Why Now: Coral death is precipitated by bleaching events—so-called because the coral’s symbiotic dinoflagellates (algae) exit the coral—which leave it white. Learn more about coral threats in our Ocean Genomics Horizon Scan. Recent studies show a set of cellular switches may be involved in triggering coral bleaching, the most promising of which is the unfolded protein response (UPR). While UPR is correlated with bleaching, it isn’t known whether UPR triggers bleaching. This project tested the possibility that UPR is a fundamental part of the coral bleaching trigger.

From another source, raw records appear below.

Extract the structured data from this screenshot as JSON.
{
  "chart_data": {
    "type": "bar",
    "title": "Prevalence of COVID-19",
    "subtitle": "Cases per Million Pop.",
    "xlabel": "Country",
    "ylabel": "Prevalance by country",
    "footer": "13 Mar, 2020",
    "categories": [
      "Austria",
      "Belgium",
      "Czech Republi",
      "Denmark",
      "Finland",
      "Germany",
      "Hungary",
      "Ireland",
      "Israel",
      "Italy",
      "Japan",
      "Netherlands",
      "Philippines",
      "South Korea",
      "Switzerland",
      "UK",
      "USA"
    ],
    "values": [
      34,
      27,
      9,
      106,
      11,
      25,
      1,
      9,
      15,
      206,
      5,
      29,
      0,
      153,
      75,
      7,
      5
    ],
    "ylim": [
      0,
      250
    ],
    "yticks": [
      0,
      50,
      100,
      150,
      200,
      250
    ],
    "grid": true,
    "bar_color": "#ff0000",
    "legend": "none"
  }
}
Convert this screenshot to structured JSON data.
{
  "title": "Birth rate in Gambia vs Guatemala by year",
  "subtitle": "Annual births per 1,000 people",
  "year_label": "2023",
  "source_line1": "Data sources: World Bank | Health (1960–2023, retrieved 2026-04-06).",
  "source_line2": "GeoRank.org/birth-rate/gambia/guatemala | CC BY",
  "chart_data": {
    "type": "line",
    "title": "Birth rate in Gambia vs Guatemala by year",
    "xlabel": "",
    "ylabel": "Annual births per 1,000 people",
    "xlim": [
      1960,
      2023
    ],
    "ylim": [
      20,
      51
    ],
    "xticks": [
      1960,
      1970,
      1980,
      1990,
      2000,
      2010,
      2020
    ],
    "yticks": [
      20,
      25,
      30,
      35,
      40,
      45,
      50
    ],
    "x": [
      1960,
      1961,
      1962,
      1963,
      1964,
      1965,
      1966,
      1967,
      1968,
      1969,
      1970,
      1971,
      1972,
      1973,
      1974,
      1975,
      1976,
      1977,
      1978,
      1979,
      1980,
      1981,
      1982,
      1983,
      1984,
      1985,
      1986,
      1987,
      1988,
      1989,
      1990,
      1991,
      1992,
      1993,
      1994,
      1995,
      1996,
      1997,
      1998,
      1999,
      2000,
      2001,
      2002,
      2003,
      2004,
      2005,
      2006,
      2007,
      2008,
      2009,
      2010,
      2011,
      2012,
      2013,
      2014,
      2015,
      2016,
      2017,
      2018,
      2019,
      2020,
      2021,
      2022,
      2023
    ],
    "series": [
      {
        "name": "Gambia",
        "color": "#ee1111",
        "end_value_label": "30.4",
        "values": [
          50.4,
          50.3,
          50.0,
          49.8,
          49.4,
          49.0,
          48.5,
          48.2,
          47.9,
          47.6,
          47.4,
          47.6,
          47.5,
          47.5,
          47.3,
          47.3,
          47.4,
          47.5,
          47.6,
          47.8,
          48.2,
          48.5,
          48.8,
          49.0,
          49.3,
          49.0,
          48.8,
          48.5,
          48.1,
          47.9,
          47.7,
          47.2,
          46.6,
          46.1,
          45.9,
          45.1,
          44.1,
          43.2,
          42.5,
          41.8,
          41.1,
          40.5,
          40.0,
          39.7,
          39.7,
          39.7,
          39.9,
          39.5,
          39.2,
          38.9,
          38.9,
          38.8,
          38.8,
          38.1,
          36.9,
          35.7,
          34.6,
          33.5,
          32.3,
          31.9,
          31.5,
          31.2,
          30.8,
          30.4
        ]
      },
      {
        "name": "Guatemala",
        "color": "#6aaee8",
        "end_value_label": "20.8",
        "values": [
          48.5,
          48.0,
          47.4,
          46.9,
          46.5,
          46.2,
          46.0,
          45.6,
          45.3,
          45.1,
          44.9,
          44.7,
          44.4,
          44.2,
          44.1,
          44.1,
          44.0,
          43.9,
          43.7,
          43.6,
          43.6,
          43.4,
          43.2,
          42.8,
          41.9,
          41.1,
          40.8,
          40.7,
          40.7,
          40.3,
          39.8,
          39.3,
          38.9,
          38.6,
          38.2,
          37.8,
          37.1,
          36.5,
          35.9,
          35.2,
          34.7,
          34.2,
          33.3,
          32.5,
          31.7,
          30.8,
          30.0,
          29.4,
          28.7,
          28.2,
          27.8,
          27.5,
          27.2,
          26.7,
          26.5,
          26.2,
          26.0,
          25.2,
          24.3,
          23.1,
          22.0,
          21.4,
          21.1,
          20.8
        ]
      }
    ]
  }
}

Catalytic Science: The typical way to test such a hypothesis is through genetic manipulation of cultured cells—yet traditional genetics techniques are not feasible in corals. Without the ability to manipulate coral genomes directly, coral geneticists cannot directly test their hypotheses. To make immediate progress in coral genetics, a novel strategy was borrowed from studies in cancer and cell biology. The Palumbi laboratory used pharmacological agents, that have specific effects on highly conserved proteins, to study coral cell biochemistry.

Results & Next Steps: The pharmacological agents were successful in manipulating coral gene expression, showing their utility for corals research. To inform strategies for intervening in the coral reefs’ destruction, high-throughput approaches to scale-up, and speed-up this approach to coral genetics research should be explored.